Florence active 1359–1374
Matteo di Pacino was a successful artist in the third quarter of the fourteenth century in Florence. He was part of the movement who, in reaction to the ravages of the Black Death in 1348, turned to a sober, stylized and spiritual mode of artistic expression quite different from the directness and naturalism introduced by Giotto (1266–1337). Matteo’s career has only relatively recently been pieced together, largely as the result of connecting his one signed work a polyptych depicting the Coronation of the Virgin, formerly in the Stroganoff collection, with a cycle of frescoes, attributed by Giorgio Vasari to Taddeo Gaddi (1290–1366), painted for the Rinuccini Chapel in the Franciscan church of Santa Croce in Florence.

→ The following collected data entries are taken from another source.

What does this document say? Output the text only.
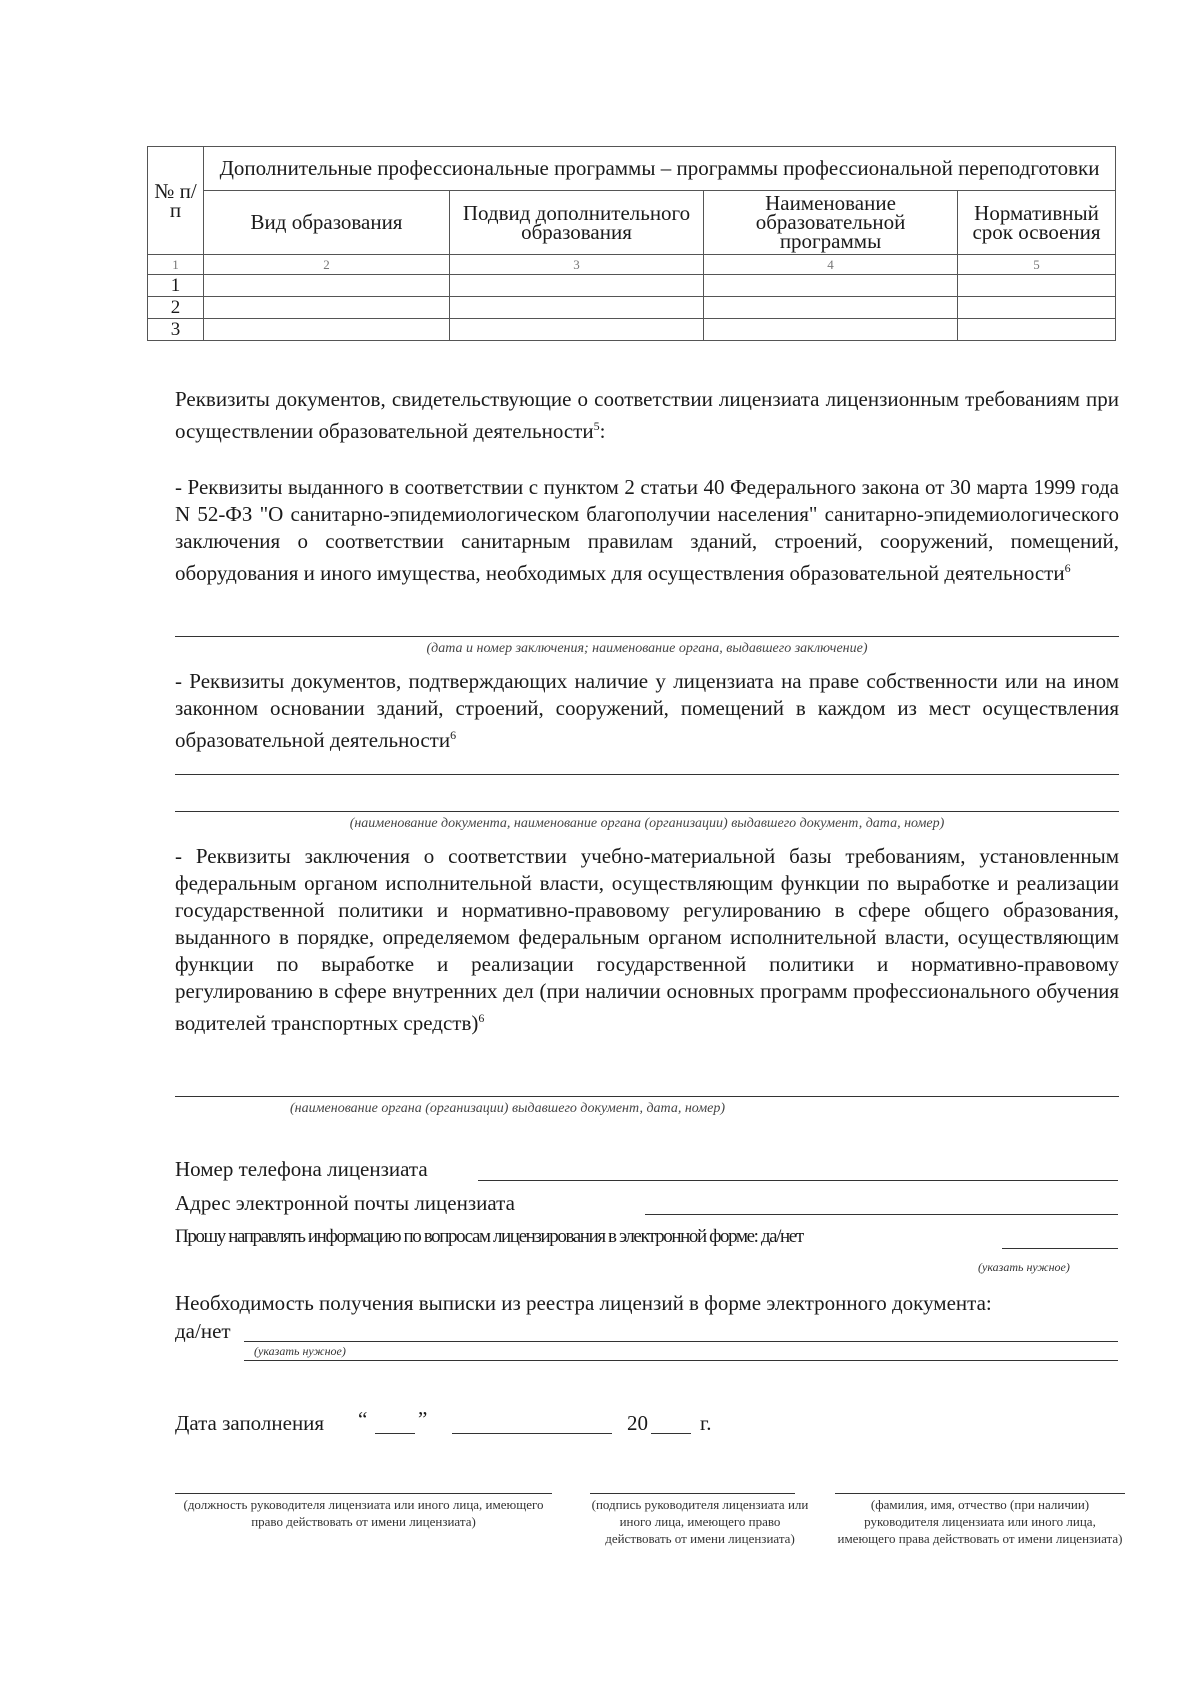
№ п/п	Дополнительные профессиональные программы – программы профессиональной переподготовки			
	Вид образования	Подвид дополнительного образования	Наименование образовательной программы	Нормативный срок освоения
1	2	3	4	5
1				
2				
3				
Реквизиты документов, свидетельствующие о соответствии лицензиата лицензионным требованиям при осуществлении образовательной деятельности$^5$:
- Реквизиты выданного в соответствии с пунктом 2 статьи 40 Федерального закона от 30 марта 1999 года N 52-ФЗ "О санитарно-эпидемиологическом благополучии населения" санитарно-эпидемиологического заключения о соответствии санитарным правилам зданий, строений, сооружений, помещений, оборудования и иного имущества, необходимых для осуществления образовательной деятельности$^6$
(дата и номер заключения; наименование органа, выдавшего заключение)
- Реквизиты документов, подтверждающих наличие у лицензиата на праве собственности или на ином законном основании зданий, строений, сооружений, помещений в каждом из мест осуществления образовательной деятельности$^6$
(наименование документа, наименование органа (организации) выдавшего документ, дата, номер)
- Реквизиты заключения о соответствии учебно-материальной базы требованиям, установленным федеральным органом исполнительной власти, осуществляющим функции по выработке и реализации государственной политики и нормативно-правовому регулированию в сфере общего образования, выданного в порядке, определяемом федеральным органом исполнительной власти, осуществляющим функции по выработке и реализации государственной политики и нормативно-правовому регулированию в сфере внутренних дел (при наличии основных программ профессионального обучения водителей транспортных средств)$^6$
(наименование органа (организации) выдавшего документ, дата, номер)
Номер телефона лицензиата
Адрес электронной почты лицензиата
Прошу направлять информацию по вопросам лицензирования в электронной форме: да/нет
(указать нужное)
Необходимость получения выписки из реестра лицензий в форме электронного документа:
да/нет
(указать нужное)
Дата заполнения “ ”	20 г.
(должность руководителя лицензиата или иного лица, имеющего право действовать от имени лицензиата)
(подпись руководителя лицензиата или иного лица, имеющего право действовать от имени лицензиата)
(фамилия, имя, отчество (при наличии) руководителя лицензиата или иного лица, имеющего права действовать от имени лицензиата)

Matteo is first recorded in 1359 when he was admitted into the Florentine painter’s guild, however he must have been active before then and the signed and dated 1361 altarpiece shows the refinement of a mature painter. His early work was influenced by Bernardo Daddi (ca. 1280–1348), whose emphasis on decorative elaboration is evident in the ex-Stroganoff polyptych. However, by the 1360s, he evolved to embrace the style of the dominant workshop in Florence that of Andrea and Jacopo di Cione (1325–1390), which combined a fondness for graceful line, ornate punch-work in the gold and high color and heavily contoured figures and facial features. Matteo di Pacino also worked as a miniaturist, alongside Francesco di Ser Francesco Cenni (Florence active ca.1369–1415), on choir books for Santa Croce. His fame peaked after about 1365 when he was entrusted with the completion of the frescoes for the Rinuccini Chapel whose upper tiers had been painted by the celebrated Lombard artist Giovanni da Milano (1325–1370). Matteo was Influenced by da Milano, who also worked alongside him for the Cistercian monks at Badia a Settimo; as a result, Matteo introduced Lombard naturalistic details such as wrinkles in the forehead, folds at the root of the nose and botanical still-lifes into his art. Matteo di Pacino’s career was cut off, probably by another outbreak of the plague, in 1374.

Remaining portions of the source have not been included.